Five men shuffled uneasily into a small office at St Bartholomew’s Hospital. On ordinary days senior doctors used it to pass on bad news to the relatives of their
patients, news of the ones who had passed away, the ones who were doomed to pass away quite soon, the ones who would never recover. Long melancholy usage had given the room an aura of sorrow all
its own. On one wall hung a portrait of Queen Victoria at her first Jubilee, a small but defiant representative of monarchical continuity, on the other an iconic painting of Florence Nightingale,
looking like a saint rather than a nurse. Even her skills would not be enough to save the lives of those whose fate was discussed in here.

This morning the room had been taken over by the Metropolitan Police. Two of its representatives stood uneasily at one end of the long table in the middle of the room. Inspector Burroughs felt
that one part of his mission had been accomplished; he picked uneasily at his tie, hoping it had not detached itself from its collar to roam freely around the top of his shirt. Sergeant Cork stood
rigidly to attention, looking, Burroughs thought sourly, like a recruitment poster for the force he served. Dr James Compton had come up to town for the day from Oxfordshire. He had attended on Old
Mr Harrison for many years. Mr Frederick Harrison, eldest son of Old Mr Harrison, had abandoned his counting house for the more disturbing quarters of the hospital and its morgue. Dr Peter Mclvor,
the custodian of the body for St Bart’s, the man responsible for preserving it in some sort of order until it could be identified, made up the final member of the party.

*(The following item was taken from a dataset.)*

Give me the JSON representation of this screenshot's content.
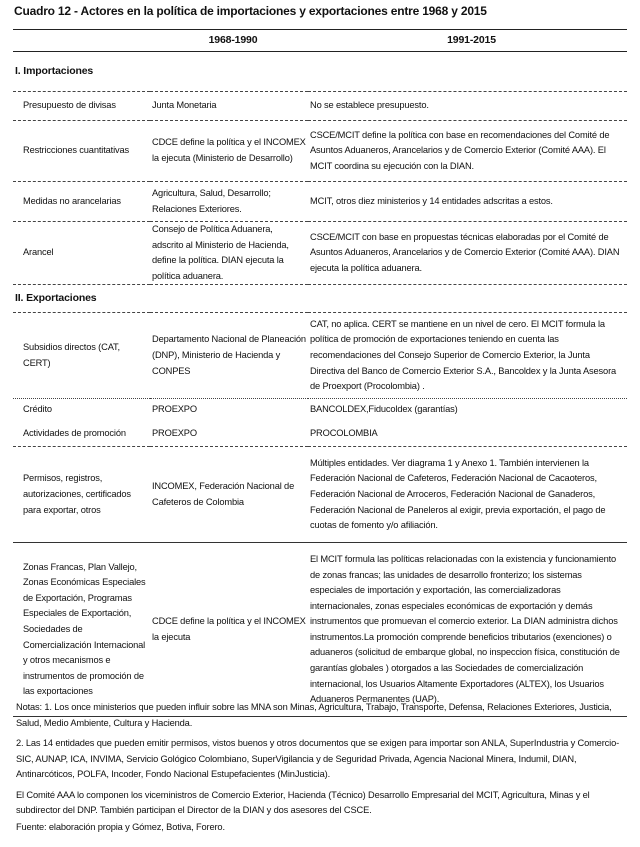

Normally it would have taken ten days or more for a report from an obscure Oxfordshire village about a suspected missing person to reach the Metropolitan Police. This time the process had been
accelerated by the normal processes being reversed. The police, alerted by Powerscourt, acting on Johnny Fitzgerald’s report, had gone looking for Samuel Parker’s account of his fears,
delivered to an elderly and rather deaf constable in the village of Wallingford.

The inspection of the corpse had been brief. McIvor had moved it into a small ante-room where it had more dignity than in its usual resting place, in which it was surrounded by other cadavers
earmarked for dissection by the doctors and their medical students. The two doctors had examined it closely. The body had been turned on to its side, then rolled right over. The doctors muttered to
each other about the processes of muscular decay and the impact on the skin of prolonged exposure to the polluted waters of the Thames. Frederick Harrison had merely looked at two places on the
body, an area of the upper back and the lower part of the left leg. He shivered slightly at what he saw.